El condominio horizontal donde estaba mi casa —el número 129 de la calle Inglaterra, justo detrás del restaurante André, popular entre la academia por aceptar vales universitarios— es azul y solía ser durazno. Me aferro un instante al nimio detalle del color distinto para amortiguar la conmoción y evitar que todos los cambios ataquen mis nervios de golpe.
Es el azul y además son los árboles: faltan cuatro tabachines, tres jacarandas, dos limoneros y un hule en donde —el 23 de enero de 2005 por la noche, con la cabeza recargada en monstruosas raíces que habían destrozado el cemento y la compañía de su cojo perro negro— murió Tiliches, el ropavejero teporocho de la cuadra.
Es la banqueta fúnebre y además es el sonido: los pájaros se han ido; su canto me despertaba y llevaba del sueño al agua y del desayuno a la calle. Es el silencio de música acrobática y además es el desamparo.
Los vecinos nos encontrábamos cada día en una banqueta cubierta de flores moradas. El aire olía a limones y pájaros inquietos —casi todos gorriones grises, pero de pronto se veía alguna calandria de pecho amarillo, algún picudo colibrí de cuello rojo— iban de un árbol a otro mientras, con trinos rápidos y cortos, construían su alegre polifonía de la mañana.
Me quedo parado frente al condominio donde estaba mi casa. Una mujer vieja sale. Es domingo. Las cuatro de la tarde. Le digo “¡hola!” y ella se cruza en silencio al otro lado de la calle con pasos rápidos, como si temiera que yo pudiera hacerle algo malo.
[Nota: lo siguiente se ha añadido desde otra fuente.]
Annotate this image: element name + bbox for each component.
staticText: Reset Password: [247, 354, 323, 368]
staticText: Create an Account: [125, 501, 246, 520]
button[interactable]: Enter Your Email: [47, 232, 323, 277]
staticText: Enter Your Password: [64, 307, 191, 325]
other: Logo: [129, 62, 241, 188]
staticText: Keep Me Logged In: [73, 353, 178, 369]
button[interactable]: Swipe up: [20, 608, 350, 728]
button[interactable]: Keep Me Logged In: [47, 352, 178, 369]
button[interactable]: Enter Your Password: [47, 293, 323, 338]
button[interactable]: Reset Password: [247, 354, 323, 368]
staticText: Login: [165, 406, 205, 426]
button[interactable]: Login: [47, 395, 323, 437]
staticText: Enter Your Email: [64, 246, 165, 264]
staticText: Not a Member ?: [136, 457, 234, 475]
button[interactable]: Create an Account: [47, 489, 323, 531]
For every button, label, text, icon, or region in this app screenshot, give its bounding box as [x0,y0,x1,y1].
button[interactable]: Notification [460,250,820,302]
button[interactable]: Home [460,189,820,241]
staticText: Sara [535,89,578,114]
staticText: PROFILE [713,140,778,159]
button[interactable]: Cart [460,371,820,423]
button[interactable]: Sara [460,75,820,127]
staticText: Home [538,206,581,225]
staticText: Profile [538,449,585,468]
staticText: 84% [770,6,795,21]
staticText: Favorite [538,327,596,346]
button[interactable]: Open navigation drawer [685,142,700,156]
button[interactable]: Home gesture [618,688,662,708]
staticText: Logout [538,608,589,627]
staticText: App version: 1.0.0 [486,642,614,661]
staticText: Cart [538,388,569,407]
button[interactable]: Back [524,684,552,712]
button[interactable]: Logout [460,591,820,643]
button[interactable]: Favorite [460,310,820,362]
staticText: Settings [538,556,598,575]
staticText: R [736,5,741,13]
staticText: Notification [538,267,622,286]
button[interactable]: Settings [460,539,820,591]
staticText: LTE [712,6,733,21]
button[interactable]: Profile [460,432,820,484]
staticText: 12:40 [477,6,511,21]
Entro al André. Pido las almejas que tanto me sorprendieron a mis 10 años cuando las sentí moverse en mi lengua. Ya no las tienen en la carta. Tampoco aceptan vales universitarios. Al restaurante le agregaron un segundo piso donde los miércoles hay tango. Todo me parece más frío, más angosto, más vacío y más oscuro. Pido mezcal y pido cerveza.
He regresado a la Ciudad de México tras una larga temporada en el campo. Es otra. Hasta cambió el nombre para designar a sus cosas: CdMx. Es la destrucción y además es la ausencia. Y siento la nostalgia de lo que alguna vez fue el DF —de sus antiguas sensaciones y formas— intensamente en el corazón, en los oídos, en los ojos, en las piernas y en la boca.